Two bills could fund justice center, but the specifics differFeb 18, 2014 By Eric Blom, Staff Writer
A bill that could help fund a new Riverton justice center passed the Wyoming Senate unanimously on Monday and reached the House of Representatives on Tuesday.
The draft state budget in the House also provides money for court security but does so on different terms.
The Senate bill appropriates $10 million for improving security of state court facilities. The State Loan and Investment Board would administer grants and award them based on a ranking system following criteria set out in the bill. Counties would apply to SLIB for a grant and would have to match the money awarded dollar for dollar.
State Sen. Eli Bebout, R-Riverton, helped draft the bill. He is the chairman of the joint Appropriations Committee, which sponsored the bill.
Fremont County Commissioner Travis Becker testified before the Senate in support of the courthouse security bill last week, he said at Tuesday's commission meeting.
The draft budget in the House sets out $6 million total for purchasing courthouse security equipment or building new court facilities, but only in Sweetwater and Fremont counties. Under the House bill also SLIB would administer the grants, evaluate applications based on specified criteria, and the counties would have to provide half of the funding for any project.
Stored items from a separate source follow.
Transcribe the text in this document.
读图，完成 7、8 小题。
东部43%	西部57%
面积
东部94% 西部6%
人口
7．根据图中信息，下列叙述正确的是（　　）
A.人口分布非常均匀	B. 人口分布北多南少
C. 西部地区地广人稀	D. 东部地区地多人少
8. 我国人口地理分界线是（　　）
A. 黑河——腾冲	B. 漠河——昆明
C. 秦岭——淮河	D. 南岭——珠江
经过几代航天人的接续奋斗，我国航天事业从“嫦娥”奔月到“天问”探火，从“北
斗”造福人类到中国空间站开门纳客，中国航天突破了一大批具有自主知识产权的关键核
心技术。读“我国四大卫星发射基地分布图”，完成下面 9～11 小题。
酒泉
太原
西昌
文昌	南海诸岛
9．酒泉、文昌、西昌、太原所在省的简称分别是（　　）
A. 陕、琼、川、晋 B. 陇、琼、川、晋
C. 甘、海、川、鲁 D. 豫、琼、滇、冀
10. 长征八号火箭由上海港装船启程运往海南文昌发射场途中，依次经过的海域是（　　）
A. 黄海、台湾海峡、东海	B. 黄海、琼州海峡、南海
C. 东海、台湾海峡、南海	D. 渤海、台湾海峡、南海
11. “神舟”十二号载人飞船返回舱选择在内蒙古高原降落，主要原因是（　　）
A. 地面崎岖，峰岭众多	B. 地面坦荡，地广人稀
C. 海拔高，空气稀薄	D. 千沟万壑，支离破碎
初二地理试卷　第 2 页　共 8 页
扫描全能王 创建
The House received the draft budget Monday and is considering it.
Fremont County Commissioners have been hoping for the state money to help them build a new Riverton justice center. Moves to build a new facility intensified after a bullet hole was found in July 2012 on the current courthouse's exterior. Large container boxes have been placed around the building as a shield against further gunshots.
The county applied for a SLIB grant last spring to cover half the cost of the project, then estimated to cost $5.2 million, but SLIB denied the request in June. Since then, design of the project started and stalled at times but has been moving forward since last fall.
Funding remained a concern, and Becker in December put forth the most concrete plan yet for how to fund the construction. His plan suggested the county borrow $1.8 million from its cash reserve, contribute land valued at $100,000, added the $379,000 the general fund is paying for architectural designs, and anticipated the rest coming from the state.